The municipality was created after a referendum, called on November 30, 2008, in all the 6 comuni of the Ledro Valley.

==Geography==
The municipality counts the civil parishes (frazioni) of Bezzecca, Biacesa, Concei, Enguiso, Legos, Lenzumo, Locca, Mezzolago, Molina di Ledro, Pieve di Ledro (the municipal seat), Pré di Ledro, Tiarno di Sopra, Tiarno di Sotto.

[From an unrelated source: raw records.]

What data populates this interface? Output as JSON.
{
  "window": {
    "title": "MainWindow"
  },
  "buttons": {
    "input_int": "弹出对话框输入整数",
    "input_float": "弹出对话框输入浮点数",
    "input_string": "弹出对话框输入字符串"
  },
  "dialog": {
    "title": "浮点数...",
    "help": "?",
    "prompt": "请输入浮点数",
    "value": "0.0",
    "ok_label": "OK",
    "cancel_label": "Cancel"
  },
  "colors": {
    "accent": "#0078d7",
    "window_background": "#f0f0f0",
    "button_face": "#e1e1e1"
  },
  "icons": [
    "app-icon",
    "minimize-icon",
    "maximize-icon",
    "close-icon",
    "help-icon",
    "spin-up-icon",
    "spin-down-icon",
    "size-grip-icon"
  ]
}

Ledro borders with the municipalities of Bleggio Superiore, Bondone, Cimego, Condino, Fiavè, Limone sul Garda (BS), Magasa (BS), Nago-Torbole, Riva del Garda, Pieve di Bono, Storo, Tenno, Tione di Trento, Tremosine (BS) and Zuclo.

==Main sights==
- Lake Ledro, not too far from the Lake Garda
- Giardino Botanico Preistorico di Molina di Ledro, a botanical garden of Bronze Age food plants

==Personalities==
- Andrea Maffei

==Twin municipalities==
- GER Müllheim, Germany
- CZE Buštěhrad, Czech Republic
- CZE Doksy, Czech Republic
- CZE Chyňava, Czech Republic
- CZE Milín, Czech Republic
- CZE Nový Knín, Czech Republic
- CZE Příbram, Czech Republic
- CZE Ptice, Czech Republic
- CZE Všeň, Czech Republic

==World Heritage Site==
It is home to one or more prehistoric pile-dwelling (or stilt house) settlements that are part of the Prehistoric Pile dwellings around the Alps UNESCO World Heritage Site.